The role of plasminogen activator inhibitor-1 and angiotensin-converting enzyme gene polymorphisms in bronchopulmonary dysplasia.

Ince DA, Atac FB, Ozkiraz S, Dilmen U, Gulcan H, Tarcan A, Ozbek N.
Department of Pediatrics, Baskent University School of Medicine, Ankara, Turkey. denizanuk@yahoo.com

Abstract

BACKGROUND:

Bronchopulmonary dysplasia (BPD) is a multifactorial disease of preterm infants that is characterized by airway injury, inflammation, and parencymal remodeling. Activation of the coagulation cascade leads to intraalveolar fibrin deposition in many inflammatory pulmonary disorders.

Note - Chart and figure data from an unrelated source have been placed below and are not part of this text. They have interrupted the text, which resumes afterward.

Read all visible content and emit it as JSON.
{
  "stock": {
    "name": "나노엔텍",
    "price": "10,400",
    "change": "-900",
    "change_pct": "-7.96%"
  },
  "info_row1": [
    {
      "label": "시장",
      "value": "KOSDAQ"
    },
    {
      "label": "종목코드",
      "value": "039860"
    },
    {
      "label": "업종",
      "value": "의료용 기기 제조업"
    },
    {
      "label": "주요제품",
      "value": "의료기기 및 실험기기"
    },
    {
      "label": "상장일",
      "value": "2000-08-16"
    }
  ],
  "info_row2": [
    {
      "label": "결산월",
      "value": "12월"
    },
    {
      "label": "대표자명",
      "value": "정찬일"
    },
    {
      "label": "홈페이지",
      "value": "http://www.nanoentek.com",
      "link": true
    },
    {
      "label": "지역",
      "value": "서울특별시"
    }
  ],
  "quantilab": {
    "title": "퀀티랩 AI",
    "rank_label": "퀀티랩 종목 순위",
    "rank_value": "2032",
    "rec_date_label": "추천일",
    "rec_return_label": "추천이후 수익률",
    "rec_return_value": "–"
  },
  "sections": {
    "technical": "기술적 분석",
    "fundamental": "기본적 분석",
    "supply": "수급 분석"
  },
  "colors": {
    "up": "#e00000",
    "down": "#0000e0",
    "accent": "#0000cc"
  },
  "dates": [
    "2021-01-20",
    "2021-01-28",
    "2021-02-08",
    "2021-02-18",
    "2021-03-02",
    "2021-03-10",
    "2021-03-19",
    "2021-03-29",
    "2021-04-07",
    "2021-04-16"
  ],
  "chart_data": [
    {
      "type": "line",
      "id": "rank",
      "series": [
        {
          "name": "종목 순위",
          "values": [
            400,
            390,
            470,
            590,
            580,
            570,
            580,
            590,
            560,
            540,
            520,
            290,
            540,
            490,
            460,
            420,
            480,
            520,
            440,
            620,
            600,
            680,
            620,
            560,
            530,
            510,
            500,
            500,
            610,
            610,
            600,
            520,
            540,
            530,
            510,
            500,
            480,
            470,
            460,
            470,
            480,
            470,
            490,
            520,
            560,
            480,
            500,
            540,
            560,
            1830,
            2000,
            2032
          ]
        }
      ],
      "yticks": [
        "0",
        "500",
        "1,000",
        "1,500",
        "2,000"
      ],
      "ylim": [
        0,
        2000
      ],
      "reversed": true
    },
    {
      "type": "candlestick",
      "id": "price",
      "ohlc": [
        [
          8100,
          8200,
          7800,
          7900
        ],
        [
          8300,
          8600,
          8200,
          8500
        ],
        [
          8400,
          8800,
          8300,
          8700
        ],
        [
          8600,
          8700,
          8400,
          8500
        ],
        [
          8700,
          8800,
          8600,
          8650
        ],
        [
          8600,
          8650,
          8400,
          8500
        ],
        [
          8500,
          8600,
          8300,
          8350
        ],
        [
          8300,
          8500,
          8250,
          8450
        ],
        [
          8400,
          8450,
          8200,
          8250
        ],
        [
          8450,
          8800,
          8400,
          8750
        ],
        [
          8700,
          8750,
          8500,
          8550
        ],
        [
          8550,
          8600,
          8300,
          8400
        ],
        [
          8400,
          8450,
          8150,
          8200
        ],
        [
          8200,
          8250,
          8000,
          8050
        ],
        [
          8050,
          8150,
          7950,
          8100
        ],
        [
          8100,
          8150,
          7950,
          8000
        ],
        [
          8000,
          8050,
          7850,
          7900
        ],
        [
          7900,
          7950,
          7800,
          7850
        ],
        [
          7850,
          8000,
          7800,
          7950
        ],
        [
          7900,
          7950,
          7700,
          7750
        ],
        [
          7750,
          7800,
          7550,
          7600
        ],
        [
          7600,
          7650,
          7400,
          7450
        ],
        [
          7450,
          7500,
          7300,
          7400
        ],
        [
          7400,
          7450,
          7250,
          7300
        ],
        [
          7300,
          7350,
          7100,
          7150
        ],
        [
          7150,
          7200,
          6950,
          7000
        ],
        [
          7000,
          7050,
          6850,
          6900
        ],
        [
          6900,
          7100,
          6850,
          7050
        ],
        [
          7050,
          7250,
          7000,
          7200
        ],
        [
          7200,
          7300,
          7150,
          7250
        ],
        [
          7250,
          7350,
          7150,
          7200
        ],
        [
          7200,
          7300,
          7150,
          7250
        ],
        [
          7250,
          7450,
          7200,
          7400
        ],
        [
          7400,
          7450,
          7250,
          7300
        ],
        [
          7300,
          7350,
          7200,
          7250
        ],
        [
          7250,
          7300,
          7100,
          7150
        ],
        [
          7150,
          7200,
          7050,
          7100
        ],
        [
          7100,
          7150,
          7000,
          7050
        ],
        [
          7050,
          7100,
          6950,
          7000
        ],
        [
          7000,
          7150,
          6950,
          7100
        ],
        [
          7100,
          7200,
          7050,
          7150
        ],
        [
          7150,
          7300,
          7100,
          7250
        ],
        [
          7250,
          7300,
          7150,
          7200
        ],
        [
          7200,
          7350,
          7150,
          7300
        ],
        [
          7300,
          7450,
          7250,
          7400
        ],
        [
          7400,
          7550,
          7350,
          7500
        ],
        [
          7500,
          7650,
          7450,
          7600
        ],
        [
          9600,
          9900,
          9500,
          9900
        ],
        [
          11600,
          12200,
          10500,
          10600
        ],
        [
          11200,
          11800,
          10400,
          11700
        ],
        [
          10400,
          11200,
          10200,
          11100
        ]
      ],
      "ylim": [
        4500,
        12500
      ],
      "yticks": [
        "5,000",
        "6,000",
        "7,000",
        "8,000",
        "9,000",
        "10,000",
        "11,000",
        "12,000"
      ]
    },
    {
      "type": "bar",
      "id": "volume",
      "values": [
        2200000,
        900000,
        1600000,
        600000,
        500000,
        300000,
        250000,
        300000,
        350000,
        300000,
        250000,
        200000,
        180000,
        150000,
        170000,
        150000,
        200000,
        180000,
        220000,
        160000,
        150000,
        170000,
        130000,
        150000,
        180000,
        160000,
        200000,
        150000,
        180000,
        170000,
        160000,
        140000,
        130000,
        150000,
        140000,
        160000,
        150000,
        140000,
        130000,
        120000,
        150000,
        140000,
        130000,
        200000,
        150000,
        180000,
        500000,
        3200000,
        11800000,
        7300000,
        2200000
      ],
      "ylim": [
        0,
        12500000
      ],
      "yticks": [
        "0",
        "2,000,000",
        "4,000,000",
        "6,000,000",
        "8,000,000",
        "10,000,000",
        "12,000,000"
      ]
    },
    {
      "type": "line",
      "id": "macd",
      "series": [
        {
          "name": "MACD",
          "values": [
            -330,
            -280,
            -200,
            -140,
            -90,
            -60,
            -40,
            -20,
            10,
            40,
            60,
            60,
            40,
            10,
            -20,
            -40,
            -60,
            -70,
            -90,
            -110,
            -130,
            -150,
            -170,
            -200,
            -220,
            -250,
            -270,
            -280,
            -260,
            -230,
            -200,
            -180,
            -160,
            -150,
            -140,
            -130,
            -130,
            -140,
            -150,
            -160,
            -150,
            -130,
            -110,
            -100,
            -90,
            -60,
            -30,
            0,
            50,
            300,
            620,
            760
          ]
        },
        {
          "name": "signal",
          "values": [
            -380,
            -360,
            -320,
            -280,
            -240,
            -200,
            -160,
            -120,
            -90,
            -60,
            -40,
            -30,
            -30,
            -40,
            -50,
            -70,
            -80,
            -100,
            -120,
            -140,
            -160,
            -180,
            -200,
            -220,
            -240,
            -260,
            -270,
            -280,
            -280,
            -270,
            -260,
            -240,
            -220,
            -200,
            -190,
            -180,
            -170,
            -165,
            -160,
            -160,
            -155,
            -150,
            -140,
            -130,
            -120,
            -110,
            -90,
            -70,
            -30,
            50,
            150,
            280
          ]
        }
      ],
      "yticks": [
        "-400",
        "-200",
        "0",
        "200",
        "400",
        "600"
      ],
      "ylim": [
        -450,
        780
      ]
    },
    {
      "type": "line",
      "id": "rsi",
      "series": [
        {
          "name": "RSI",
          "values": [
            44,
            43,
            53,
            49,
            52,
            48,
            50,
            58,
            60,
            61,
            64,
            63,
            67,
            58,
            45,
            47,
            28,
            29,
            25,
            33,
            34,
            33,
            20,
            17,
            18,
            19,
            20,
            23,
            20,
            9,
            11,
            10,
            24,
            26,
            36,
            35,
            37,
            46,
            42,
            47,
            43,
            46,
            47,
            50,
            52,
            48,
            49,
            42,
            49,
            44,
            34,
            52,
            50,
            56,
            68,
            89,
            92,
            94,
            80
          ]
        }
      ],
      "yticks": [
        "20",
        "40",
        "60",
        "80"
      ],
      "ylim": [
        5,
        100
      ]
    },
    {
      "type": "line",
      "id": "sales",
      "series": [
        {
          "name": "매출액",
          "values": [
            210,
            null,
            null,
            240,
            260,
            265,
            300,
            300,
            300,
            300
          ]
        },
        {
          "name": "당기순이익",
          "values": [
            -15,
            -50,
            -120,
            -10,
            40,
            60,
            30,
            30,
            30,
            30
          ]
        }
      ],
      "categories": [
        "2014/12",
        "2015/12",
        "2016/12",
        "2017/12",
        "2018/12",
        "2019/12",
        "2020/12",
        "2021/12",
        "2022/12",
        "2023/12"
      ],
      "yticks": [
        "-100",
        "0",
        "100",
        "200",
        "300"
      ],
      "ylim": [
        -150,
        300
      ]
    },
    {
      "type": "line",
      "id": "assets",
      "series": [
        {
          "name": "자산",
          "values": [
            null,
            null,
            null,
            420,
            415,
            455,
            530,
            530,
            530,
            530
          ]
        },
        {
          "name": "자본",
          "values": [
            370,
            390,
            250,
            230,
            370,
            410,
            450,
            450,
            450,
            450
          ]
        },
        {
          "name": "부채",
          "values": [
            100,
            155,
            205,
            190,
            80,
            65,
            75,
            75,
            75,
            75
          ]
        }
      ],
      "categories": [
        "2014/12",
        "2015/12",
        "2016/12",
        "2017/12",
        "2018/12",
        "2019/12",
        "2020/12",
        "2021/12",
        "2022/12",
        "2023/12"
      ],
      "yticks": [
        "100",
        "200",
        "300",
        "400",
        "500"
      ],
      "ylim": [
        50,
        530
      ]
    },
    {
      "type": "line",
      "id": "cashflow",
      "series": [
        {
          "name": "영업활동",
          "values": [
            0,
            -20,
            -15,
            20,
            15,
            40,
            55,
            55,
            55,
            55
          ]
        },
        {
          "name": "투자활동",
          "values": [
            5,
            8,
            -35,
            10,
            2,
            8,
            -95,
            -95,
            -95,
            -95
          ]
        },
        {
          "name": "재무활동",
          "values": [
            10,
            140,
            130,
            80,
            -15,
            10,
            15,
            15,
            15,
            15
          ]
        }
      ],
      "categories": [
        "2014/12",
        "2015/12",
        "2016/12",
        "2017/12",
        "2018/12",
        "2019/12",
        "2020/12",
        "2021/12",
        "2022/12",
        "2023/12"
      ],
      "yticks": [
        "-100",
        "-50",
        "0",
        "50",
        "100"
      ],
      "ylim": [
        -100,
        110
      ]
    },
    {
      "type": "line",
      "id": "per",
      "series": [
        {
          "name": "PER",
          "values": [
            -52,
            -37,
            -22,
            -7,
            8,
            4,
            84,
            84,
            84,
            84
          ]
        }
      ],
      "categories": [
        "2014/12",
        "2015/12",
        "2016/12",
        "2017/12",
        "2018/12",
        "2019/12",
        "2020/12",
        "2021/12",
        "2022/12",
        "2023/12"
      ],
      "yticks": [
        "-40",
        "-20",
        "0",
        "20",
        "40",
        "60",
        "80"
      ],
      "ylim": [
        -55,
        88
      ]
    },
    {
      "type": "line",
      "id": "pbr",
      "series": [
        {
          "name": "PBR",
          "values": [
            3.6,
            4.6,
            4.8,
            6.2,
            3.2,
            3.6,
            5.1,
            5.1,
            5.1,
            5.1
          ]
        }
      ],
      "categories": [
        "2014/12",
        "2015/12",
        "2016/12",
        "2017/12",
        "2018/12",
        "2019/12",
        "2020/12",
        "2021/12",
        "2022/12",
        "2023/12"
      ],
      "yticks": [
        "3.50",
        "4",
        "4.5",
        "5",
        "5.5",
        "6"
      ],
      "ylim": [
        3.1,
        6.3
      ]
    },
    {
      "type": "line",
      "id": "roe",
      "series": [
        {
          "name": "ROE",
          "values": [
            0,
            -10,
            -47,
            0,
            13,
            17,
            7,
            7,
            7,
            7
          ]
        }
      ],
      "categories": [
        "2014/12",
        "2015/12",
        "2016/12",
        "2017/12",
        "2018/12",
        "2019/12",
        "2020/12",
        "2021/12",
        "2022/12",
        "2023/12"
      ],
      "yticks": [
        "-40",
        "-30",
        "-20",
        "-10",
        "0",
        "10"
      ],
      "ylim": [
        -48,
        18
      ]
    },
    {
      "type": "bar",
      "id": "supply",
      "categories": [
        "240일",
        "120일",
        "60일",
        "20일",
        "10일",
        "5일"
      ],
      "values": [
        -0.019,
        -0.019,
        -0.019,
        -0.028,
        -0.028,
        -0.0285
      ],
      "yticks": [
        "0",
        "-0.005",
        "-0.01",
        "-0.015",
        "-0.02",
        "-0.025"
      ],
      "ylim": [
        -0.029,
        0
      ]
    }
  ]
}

Increased fibrin formation or decreased fibrinolysis may cause extravascular fibrin deposition. Extravascular fibrin deposits in septae and alveoli due to the altered fibrin turnover are the pathological hallmarks of BPD, which strongly indicate the importance of the imbalance in the competing activities of coagulation and fibrinolysis.

OBJECTIVE:

We investigated the predictive value of variations in plasminogen activator inhibitor-1 (PAI-1) and angiotensin-converting enzyme (ACE) genes as molecular determinants for BPD in neonates.

METHODS:

The study group comprised 98 preterm infants with BPD and a control group including 94 preterm infants without BPD. Restriction fragment size analyses were performed by visualizing digested polymerase chain reaction products for ACE and PAI-1 genotypes.

RESULTS:

No significant associations were found between ACE, PAI-1 gene polymorphisms, and BPD phenotype in our population.

CONCLUSIONS:

The two gene polymorphisms (PAI-1 and ACE) had no role in the development of BPD in our study. Further studies with other genes are required for the identification of molecular predisposing factors for BPD that may help in the development of new treatments.